La séance est interrompue. Elle reprend quelques minutes plus tard. « Lionel Chiss n’a rien dit de récriminant », assure le maire. « Il a simplement fait état de son interrogation. On a bien compris votre jeu, vous voulez créer l’incident sur des propos que vous interprétez vous-mêmes ».
« Une accusation d’antisémitisme nauséabonde »
Roxane Lundy, meneuse de l’opposition, demande alors au premier adjoint « de clarifier les choses ». « C’est une insulte aux Beauvaisiens, la politique n’autorise pas tout ! », crie-t-elle. Les opposants quittent la salle, de colère.
Après le conseil, elle écrit dans un communiqué que « le premier adjoint a préféré sous-entendre une accusation d’antisémitisme nauséabonde plutôt que de répondre sur le fond ».
« Quiconque suit les conseils municipaux sait qu’il (Lionel Chiss, ndlr) multiplie, depuis le début du mandat, les déclarations d’amour aux chefs d’entreprise, non sans mépris pour les salariés. Ce sont, chaque fois, des prises de position politiques. Notre collègue a demandé au premier adjoint de clarifier son propos, ce qu’il a refusé de faire », déplorent les élus d’opposition de gauche.
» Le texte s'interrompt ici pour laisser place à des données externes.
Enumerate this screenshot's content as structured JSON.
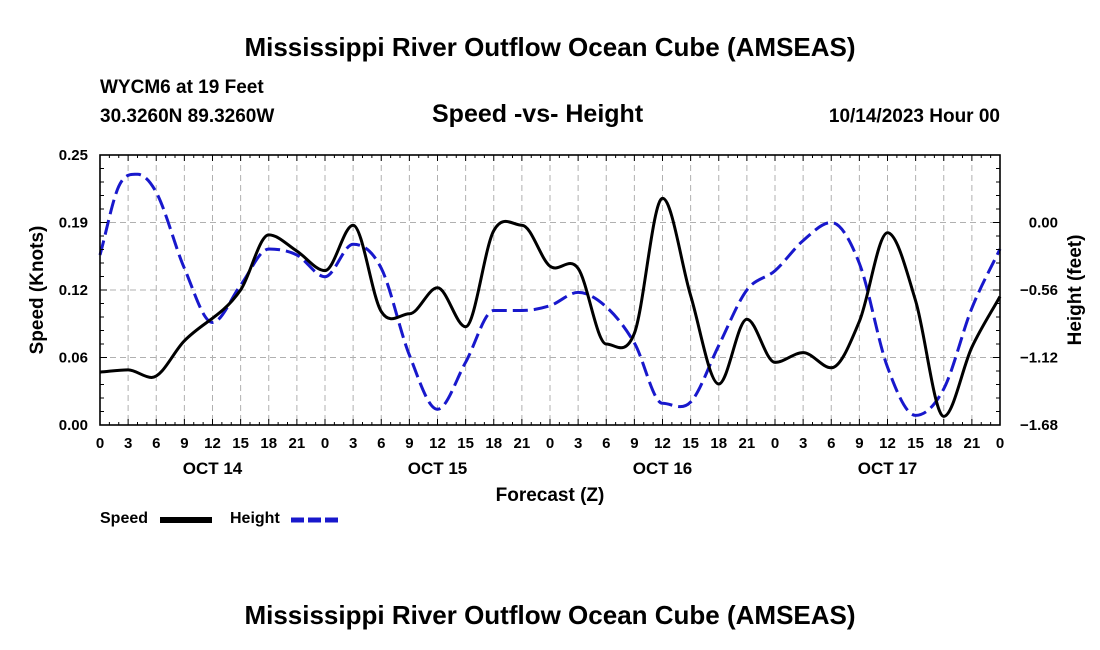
{
  "header": {
    "title_top": "Mississippi River Outflow Ocean Cube (AMSEAS)",
    "title_bottom": "Mississippi River Outflow Ocean Cube (AMSEAS)",
    "station": "WYCM6 at 19 Feet",
    "coords": "30.3260N  89.3260W",
    "datetime": "10/14/2023 Hour 00"
  },
  "legend": {
    "speed_label": "Speed",
    "height_label": "Height"
  },
  "colors": {
    "speed": "#000000",
    "height": "#1818cc",
    "grid": "#b0b0b0"
  },
  "chart_data": {
    "type": "line",
    "title": "Speed -vs- Height",
    "xlabel": "Forecast (Z)",
    "ylabel": "Speed (Knots)",
    "y2label": "Height (feet)",
    "xlim": [
      0,
      96
    ],
    "ylim": [
      0,
      0.25
    ],
    "y2lim": [
      -1.68,
      0.56
    ],
    "x_ticks": [
      0,
      3,
      6,
      9,
      12,
      15,
      18,
      21,
      24,
      27,
      30,
      33,
      36,
      39,
      42,
      45,
      48,
      51,
      54,
      57,
      60,
      63,
      66,
      69,
      72,
      75,
      78,
      81,
      84,
      87,
      90,
      93,
      96
    ],
    "x_tick_labels": [
      "0",
      "3",
      "6",
      "9",
      "12",
      "15",
      "18",
      "21",
      "0",
      "3",
      "6",
      "9",
      "12",
      "15",
      "18",
      "21",
      "0",
      "3",
      "6",
      "9",
      "12",
      "15",
      "18",
      "21",
      "0",
      "3",
      "6",
      "9",
      "12",
      "15",
      "18",
      "21",
      "0"
    ],
    "day_labels": [
      {
        "x": 12,
        "label": "OCT 14"
      },
      {
        "x": 36,
        "label": "OCT 15"
      },
      {
        "x": 60,
        "label": "OCT 16"
      },
      {
        "x": 84,
        "label": "OCT 17"
      }
    ],
    "y_ticks": [
      0,
      0.0625,
      0.125,
      0.1875,
      0.25
    ],
    "y_tick_labels": [
      "0.00",
      "0.06",
      "0.12",
      "0.19",
      "0.25"
    ],
    "y2_ticks": [
      0,
      -0.56,
      -1.12,
      -1.68
    ],
    "y2_tick_labels": [
      "0.00",
      "−0.56",
      "−1.12",
      "−1.68"
    ],
    "series": [
      {
        "name": "Speed",
        "axis": "left",
        "x": [
          0,
          3,
          5.5,
          9,
          15,
          18,
          21,
          24,
          27,
          30,
          33,
          36,
          39,
          42,
          45,
          48,
          51,
          54,
          57,
          60,
          63,
          66,
          69,
          72,
          75,
          78,
          81,
          84,
          87,
          90,
          93,
          96
        ],
        "y": [
          0.049,
          0.051,
          0.044,
          0.078,
          0.125,
          0.176,
          0.161,
          0.143,
          0.185,
          0.105,
          0.103,
          0.127,
          0.091,
          0.18,
          0.185,
          0.147,
          0.145,
          0.075,
          0.085,
          0.21,
          0.12,
          0.038,
          0.098,
          0.058,
          0.067,
          0.053,
          0.096,
          0.178,
          0.115,
          0.008,
          0.072,
          0.119
        ]
      },
      {
        "name": "Height",
        "axis": "right",
        "x": [
          0,
          2,
          4,
          6,
          9,
          12,
          15,
          18,
          21,
          24,
          27,
          30,
          33,
          36,
          39,
          42,
          45,
          48,
          51,
          54,
          57,
          60,
          63,
          66,
          69,
          72,
          75,
          78,
          81,
          84,
          87,
          90,
          93,
          96
        ],
        "y": [
          -0.27,
          0.3,
          0.4,
          0.25,
          -0.38,
          -0.83,
          -0.52,
          -0.22,
          -0.27,
          -0.45,
          -0.18,
          -0.38,
          -1.1,
          -1.55,
          -1.16,
          -0.73,
          -0.73,
          -0.69,
          -0.58,
          -0.7,
          -1.0,
          -1.5,
          -1.49,
          -1.02,
          -0.56,
          -0.4,
          -0.15,
          0.0,
          -0.34,
          -1.2,
          -1.6,
          -1.38,
          -0.71,
          -0.22
        ]
      }
    ]
  }
}
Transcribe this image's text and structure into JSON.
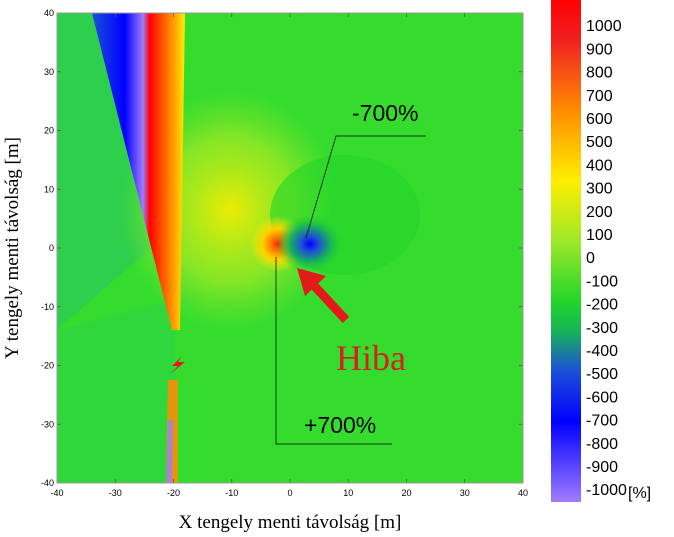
{
  "chart_data": {
    "type": "heatmap",
    "title": "",
    "xlabel": "X tengely menti távolság [m]",
    "ylabel": "Y tengely menti távolság [m]",
    "xlim": [
      -40,
      40
    ],
    "ylim": [
      -40,
      40
    ],
    "x_ticks": [
      "-40",
      "-30",
      "-20",
      "-10",
      "0",
      "10",
      "20",
      "30",
      "40"
    ],
    "y_ticks": [
      "40",
      "30",
      "20",
      "10",
      "0",
      "-10",
      "-20",
      "-30",
      "-40"
    ],
    "colorbar": {
      "levels": [
        1000,
        900,
        800,
        700,
        600,
        500,
        400,
        300,
        200,
        100,
        0,
        -100,
        -200,
        -300,
        -400,
        -500,
        -600,
        -700,
        -800,
        -900,
        -1000
      ],
      "labels": [
        "1000",
        "900",
        "800",
        "700",
        "600",
        "500",
        "400",
        "300",
        "200",
        "100",
        "0",
        "-100",
        "-200",
        "-300",
        "-400",
        "-500",
        "-600",
        "-700",
        "-800",
        "-900",
        "-1000"
      ],
      "unit": "[%]"
    },
    "annotations": [
      {
        "text": "-700%",
        "x": 3.5,
        "y": 0.5
      },
      {
        "text": "+700%",
        "x": -2,
        "y": 0
      },
      {
        "text": "Hiba",
        "x": 1.5,
        "y": -4
      }
    ]
  }
}
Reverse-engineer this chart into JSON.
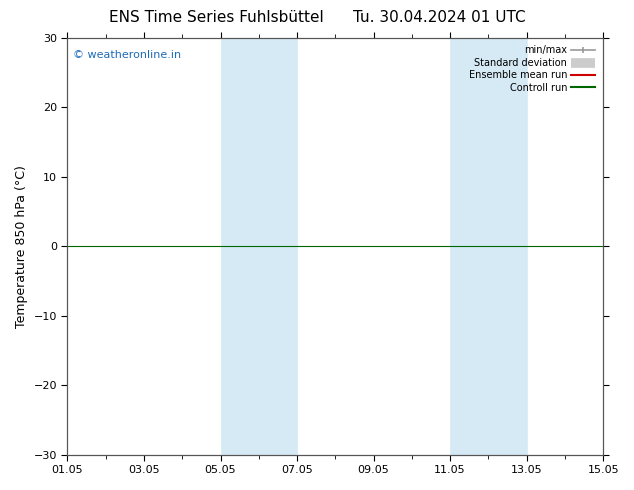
{
  "title_left": "ENS Time Series Fuhlsbüttel",
  "title_right": "Tu. 30.04.2024 01 UTC",
  "ylabel": "Temperature 850 hPa (°C)",
  "ylim": [
    -30,
    30
  ],
  "yticks": [
    -30,
    -20,
    -10,
    0,
    10,
    20,
    30
  ],
  "xtick_labels": [
    "01.05",
    "03.05",
    "05.05",
    "07.05",
    "09.05",
    "11.05",
    "13.05",
    "15.05"
  ],
  "xtick_positions": [
    0,
    2,
    4,
    6,
    8,
    10,
    12,
    14
  ],
  "shade_bands": [
    {
      "x_start": 4,
      "x_end": 5
    },
    {
      "x_start": 5,
      "x_end": 6
    },
    {
      "x_start": 10,
      "x_end": 11
    },
    {
      "x_start": 11,
      "x_end": 12
    }
  ],
  "shade_color": "#d6eaf5",
  "shade_border_color": "#aad0e8",
  "zero_line_color": "#006600",
  "watermark_text": "© weatheronline.in",
  "watermark_color": "#1e6bb8",
  "legend_items": [
    {
      "label": "min/max",
      "color": "#999999",
      "lw": 1.2
    },
    {
      "label": "Standard deviation",
      "color": "#cccccc",
      "lw": 7
    },
    {
      "label": "Ensemble mean run",
      "color": "#cc0000",
      "lw": 1.5
    },
    {
      "label": "Controll run",
      "color": "#006600",
      "lw": 1.5
    }
  ],
  "background_color": "#ffffff",
  "plot_bg_color": "#ffffff",
  "x_total_days": 14,
  "title_fontsize": 11,
  "tick_fontsize": 8,
  "ylabel_fontsize": 9,
  "spine_color": "#555555"
}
C’est une accusation extrêmement grave, alors que les chiffres montrent une hausse des actes antisémites dans notre pays, et que nous participons à toutes les initiatives de lutte contre l’antisémitisme et le racisme.
« Ce qui s’est passé ce soir est une meurtrissure », dénonce l’opposition, qui indique déposer une main courante « pour injure publique ».
« Violence inouïe »
Un débat qualifié de « triste spectacle » par Charles Locquet, adjoint au maire chargé du « plan d’action cœur de ville ». « Une opposition très à gauche qui, une fois de plus, choisit la bordélisation plutôt que le débat démocratique », dénonce-t-il.
Un terme repris par le maire Franck Pia. « Nous avons vécu un conseil municipal d’une violence inouïe », réagit-il sur les réseaux sociaux.
Rien ne peut justifier la perte de sang-froid, la haine et les invectives au sein de notre assemblée. Jamais nous ne céderons face à ces méthodes, cette volonté de manipuler et de théâtraliser les choses.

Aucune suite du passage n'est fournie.